Exercise Ball Calf Raise
Place an exercise ball against a wall and standing with your forearms placed against the exercise ball, in front of your chest. Raise yourself by standing on your toes, hold and squeeze for second then slowly lower yourself back down and repeat.
Exercise Ball Wall Triceps Extensions
Place an exercise ball against a wall and standing, in a wide stance, with your forearms against the exercise ball, in front of your chest. Push yourself back by rolling the ball towards your hands to extend your arms until they are fully extended. Slowly lower back to the starting position and repeat exercise.
Exercise Ball Triceps Extensions
Lie with your upper back placed on the exercise ball and buttocks off the floor and feet in a wide stance. Hold a dumbbell over your head, keeping your elbows hugging your ears. Raise the dumbbell up by straightening your arms then slowly lowering back to the start position and repeating the exercise.
Exercise Ball Bridge (Hip Extensions)
Lie with your upper back placed on the exercise ball and buttocks off the floor and feet in a wide stance. Place your hands on your hips or across your chest. Without moving your feet, press with your heels to extend your back until it is parallel to the floor. Squeeze your glutes and hold for 2 seconds then slowly lower back down and repeat the exercise.

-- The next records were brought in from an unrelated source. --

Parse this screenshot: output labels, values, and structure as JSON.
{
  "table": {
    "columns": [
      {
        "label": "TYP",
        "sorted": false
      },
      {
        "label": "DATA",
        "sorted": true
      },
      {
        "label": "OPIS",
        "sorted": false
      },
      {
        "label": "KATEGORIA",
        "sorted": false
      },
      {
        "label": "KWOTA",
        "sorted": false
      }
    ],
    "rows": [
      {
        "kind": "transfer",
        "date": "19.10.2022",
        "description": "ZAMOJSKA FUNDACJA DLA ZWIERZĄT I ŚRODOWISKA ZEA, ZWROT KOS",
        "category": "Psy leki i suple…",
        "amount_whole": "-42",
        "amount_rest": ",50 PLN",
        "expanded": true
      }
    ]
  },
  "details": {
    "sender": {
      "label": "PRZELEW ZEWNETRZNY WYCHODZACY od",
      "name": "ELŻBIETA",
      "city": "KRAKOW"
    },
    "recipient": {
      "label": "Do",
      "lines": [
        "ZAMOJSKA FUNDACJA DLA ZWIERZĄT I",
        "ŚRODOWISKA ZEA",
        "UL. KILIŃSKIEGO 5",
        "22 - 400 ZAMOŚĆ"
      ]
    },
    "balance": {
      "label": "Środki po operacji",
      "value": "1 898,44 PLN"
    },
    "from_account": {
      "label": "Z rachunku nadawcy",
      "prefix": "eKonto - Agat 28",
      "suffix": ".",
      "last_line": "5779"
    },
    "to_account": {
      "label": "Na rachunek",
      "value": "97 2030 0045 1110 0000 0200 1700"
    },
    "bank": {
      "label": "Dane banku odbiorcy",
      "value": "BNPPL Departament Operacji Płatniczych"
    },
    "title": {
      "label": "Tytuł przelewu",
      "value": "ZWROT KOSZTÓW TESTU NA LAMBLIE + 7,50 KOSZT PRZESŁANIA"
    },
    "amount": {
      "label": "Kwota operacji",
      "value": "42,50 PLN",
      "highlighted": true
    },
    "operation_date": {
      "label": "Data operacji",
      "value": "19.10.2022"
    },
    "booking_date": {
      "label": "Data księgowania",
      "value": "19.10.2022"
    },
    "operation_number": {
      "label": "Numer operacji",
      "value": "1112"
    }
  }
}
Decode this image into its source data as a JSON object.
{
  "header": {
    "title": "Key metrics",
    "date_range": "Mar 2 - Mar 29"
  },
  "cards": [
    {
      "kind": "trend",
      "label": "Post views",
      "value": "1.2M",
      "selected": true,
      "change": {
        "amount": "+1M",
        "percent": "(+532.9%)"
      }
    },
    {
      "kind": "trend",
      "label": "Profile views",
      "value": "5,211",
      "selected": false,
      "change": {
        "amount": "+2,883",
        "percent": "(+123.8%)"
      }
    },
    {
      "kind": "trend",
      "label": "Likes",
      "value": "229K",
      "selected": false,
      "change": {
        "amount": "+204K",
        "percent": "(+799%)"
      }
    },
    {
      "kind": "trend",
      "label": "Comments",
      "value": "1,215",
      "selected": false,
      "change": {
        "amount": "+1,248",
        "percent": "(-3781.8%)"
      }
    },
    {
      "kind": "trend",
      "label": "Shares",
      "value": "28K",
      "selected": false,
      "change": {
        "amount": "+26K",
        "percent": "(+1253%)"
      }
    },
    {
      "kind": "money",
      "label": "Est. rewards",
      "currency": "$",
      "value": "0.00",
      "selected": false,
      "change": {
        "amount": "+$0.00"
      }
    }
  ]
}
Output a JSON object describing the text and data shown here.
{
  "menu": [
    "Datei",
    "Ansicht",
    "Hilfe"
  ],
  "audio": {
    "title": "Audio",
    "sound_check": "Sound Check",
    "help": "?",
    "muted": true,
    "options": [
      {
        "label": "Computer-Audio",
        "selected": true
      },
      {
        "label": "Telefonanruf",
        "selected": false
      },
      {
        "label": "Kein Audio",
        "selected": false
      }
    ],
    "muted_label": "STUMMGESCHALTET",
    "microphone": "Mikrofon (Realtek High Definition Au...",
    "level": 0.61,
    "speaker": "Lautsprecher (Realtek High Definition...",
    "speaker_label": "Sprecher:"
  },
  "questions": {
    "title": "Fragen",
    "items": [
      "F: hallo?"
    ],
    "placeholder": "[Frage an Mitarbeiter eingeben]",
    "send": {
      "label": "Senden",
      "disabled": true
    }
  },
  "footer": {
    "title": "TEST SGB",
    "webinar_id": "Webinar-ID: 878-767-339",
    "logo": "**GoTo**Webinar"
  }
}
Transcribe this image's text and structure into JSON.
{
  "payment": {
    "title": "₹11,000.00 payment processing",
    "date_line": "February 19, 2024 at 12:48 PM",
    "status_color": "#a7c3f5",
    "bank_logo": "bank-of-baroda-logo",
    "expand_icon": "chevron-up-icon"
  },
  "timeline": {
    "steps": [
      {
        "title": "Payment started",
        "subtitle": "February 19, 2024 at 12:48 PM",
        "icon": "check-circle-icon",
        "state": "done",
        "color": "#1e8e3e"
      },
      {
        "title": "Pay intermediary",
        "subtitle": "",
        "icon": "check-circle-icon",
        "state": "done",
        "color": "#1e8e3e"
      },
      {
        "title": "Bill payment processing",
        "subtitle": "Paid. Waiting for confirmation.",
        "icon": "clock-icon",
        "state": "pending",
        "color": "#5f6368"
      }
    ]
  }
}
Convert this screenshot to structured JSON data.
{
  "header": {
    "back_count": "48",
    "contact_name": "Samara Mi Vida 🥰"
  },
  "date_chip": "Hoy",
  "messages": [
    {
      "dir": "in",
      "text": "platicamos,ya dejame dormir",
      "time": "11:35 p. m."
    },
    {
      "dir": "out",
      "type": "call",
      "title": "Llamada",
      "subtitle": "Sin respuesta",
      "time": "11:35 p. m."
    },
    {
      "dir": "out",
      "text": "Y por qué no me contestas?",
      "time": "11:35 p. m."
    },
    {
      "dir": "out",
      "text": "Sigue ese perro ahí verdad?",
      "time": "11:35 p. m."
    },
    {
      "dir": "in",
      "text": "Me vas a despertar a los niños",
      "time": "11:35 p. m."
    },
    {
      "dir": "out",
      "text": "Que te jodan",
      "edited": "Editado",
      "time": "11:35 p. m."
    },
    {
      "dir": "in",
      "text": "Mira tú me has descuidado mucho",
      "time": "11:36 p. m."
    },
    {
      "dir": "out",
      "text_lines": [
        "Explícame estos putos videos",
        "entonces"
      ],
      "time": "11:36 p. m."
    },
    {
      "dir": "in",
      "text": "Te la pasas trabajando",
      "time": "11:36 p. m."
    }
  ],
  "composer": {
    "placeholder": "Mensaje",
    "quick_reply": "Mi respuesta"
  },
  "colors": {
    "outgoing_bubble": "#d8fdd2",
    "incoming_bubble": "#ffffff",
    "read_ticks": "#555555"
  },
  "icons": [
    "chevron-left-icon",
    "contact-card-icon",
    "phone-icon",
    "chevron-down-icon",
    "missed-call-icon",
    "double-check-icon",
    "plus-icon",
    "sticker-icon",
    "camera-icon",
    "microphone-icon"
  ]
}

Exercise Ball Push Ups, off Knees
Kneel down in front of the ball with your hands on top of the exercise ball and back extended. Push yourself up by extending your arms. Lower yourself back down, chest towards the exercise ball and repeat the exercise.
Exercise Ball Incline Dumbbell Press
Lie with your upper back placed on the exercise ball, feet in a wide stance and your hips slightly above the ground. Hold a dumbbell in each hand and on each side of your chest. Push the dumbbells straight up and then slowly lower down to the starting position and repeat the exercise.
G-Tip: Don’t forget to breath throughout each exercise. Inhale as you lower your body or the weight and exhale as you exert energy or return to the starting position. Breathing is extremely important so don’t forget to breath deeply!